This publicity photo, promoting Walt Disney’s Alice Comedies film series, is hand-signed and inscribed by lead actress Virginia Davis.
Davis is regarded as Disney’s first-ever film star, hired at the age of four to star in an experimental short, entitled Alice’s Wonderland, which ingeniously placed the actress within the context of an animated world. The film was produced in 1923 by Disney’s Laugh-O-Gram Studio in Kansas City, Missouri. He and chief animator Ub Iwerks had over the past year enjoyed some limited success selling animated shorts, but Disney—always the innovator—had been inspired by the Fleischer brothers’ “Out of the Inkwell” cartoon series that placed animated characters within a real-world setting and was eager to attempt his own variation of the gag. The shots with Davis were filmed in a vacant lot near Disney’s modest second-floor studio, in front of a white-cloth background. Disney would roll the camera, while shouting various instructions to his young lead, who would oblige by performing whatever actions or movement the specific scene called for. Unfortunately, the studio ended up going bankrupt before the film could be released. In the midst of his financial struggles, however, Disney was able to land a distribution deal with New York-based Winkler Pictures. In the summer of 1923, Disney relocated to Hollywood to continue work on the Alice series. Virginia Davis and family followed, and the young actress appeared in fourteen additional shorts before a contract disagreement led to her replacement by Margie Gay in 1925. Dawn O’Day and Lois Hardwick would also portray Alice before the series wrapped production in 1927 after a total of fifty-seven shorts.

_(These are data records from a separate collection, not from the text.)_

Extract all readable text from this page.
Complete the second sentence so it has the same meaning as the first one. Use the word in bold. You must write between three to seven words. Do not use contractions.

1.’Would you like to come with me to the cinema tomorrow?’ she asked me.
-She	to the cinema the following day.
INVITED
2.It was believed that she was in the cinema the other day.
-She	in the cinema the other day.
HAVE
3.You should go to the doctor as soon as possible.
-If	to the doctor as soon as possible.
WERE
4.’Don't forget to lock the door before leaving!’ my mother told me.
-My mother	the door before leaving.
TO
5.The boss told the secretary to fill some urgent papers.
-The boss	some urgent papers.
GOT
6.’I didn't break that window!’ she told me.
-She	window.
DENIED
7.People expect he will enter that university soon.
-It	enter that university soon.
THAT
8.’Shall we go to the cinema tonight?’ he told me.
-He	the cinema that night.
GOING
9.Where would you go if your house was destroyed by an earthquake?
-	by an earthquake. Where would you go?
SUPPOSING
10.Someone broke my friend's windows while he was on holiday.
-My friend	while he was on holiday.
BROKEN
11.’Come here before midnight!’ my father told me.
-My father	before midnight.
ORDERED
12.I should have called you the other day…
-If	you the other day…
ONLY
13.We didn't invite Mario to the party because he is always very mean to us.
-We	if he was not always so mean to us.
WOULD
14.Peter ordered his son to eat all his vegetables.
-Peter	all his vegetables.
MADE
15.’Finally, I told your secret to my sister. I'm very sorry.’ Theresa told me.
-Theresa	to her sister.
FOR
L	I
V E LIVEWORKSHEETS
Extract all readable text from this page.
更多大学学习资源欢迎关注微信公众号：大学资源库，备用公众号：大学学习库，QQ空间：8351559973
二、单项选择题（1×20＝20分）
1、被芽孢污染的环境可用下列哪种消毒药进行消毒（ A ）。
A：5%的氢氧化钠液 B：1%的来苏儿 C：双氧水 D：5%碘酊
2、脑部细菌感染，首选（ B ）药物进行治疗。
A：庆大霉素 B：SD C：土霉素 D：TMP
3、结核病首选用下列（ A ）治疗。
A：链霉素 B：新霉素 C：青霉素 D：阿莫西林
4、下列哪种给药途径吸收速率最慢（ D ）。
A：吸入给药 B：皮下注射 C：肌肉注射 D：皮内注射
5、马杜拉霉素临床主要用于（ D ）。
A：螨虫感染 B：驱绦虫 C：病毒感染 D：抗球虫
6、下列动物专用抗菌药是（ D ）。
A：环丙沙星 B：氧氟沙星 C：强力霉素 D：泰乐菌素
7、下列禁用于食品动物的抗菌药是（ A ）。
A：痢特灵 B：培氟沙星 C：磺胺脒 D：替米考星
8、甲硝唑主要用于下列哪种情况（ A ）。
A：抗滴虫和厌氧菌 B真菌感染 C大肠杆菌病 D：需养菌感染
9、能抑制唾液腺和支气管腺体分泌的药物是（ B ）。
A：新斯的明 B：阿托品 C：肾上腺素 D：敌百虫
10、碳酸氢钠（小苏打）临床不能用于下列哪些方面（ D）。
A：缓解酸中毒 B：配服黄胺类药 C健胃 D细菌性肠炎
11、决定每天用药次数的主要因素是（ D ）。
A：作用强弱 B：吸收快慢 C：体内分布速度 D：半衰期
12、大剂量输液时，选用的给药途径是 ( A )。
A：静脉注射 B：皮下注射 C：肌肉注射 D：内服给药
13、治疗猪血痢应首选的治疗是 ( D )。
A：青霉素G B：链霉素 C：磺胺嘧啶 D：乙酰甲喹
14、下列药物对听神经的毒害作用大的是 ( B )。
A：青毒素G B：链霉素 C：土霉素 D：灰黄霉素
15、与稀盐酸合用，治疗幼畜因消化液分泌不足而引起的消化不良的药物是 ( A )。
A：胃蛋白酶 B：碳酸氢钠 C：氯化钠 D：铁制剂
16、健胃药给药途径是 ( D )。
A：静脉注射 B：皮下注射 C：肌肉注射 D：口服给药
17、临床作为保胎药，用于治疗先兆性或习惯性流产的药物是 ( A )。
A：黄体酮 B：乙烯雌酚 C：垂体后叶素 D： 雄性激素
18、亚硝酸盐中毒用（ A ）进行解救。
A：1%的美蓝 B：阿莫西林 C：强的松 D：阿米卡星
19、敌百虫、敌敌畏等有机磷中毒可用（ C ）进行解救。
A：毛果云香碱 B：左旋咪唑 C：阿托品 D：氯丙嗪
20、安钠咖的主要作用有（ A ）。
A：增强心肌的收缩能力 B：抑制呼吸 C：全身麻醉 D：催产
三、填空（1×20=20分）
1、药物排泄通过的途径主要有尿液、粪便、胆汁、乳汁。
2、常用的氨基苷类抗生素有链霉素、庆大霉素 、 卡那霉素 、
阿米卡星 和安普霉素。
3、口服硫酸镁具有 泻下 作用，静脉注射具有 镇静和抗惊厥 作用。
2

As a teenager, Alice Davis would audition unsuccessfully for the vocal role of Snow White in Disney’s first full-length animated feature, then go on to voice supporting roles in the follow-up, Pinocchio. She would also earn small parts in live-action films for other studios, but nothing would ever match the success, nor the historical implications, of her role as Alice.
This particular publicity photo features Davis and the rest of the cast of Alice’s Wild West Show. The short was only the fourth in the series, initially released on May 1, 1924. The premise of the film centers on Alice and her friends staging a “Wild West Show,” during which she recounts tales of cowboys and Indians to a group of neighborhood kids. The inscription, written by Davis shortly before her death in 2009, reads as follows:
Virginia Davis in Alice’s “Wild West Show”
Walt Disney’s “Alice Comedies” 1923-1923 [sic]
This signed collectible hearkens back to the very start of Walt Disney’s career in film-making, and his first real taste of success. Both the actress and series represented by this 1924 image, which was taken less than a year after Disney arrived in Hollywood, helped pave the way for the entertainment empire to follow.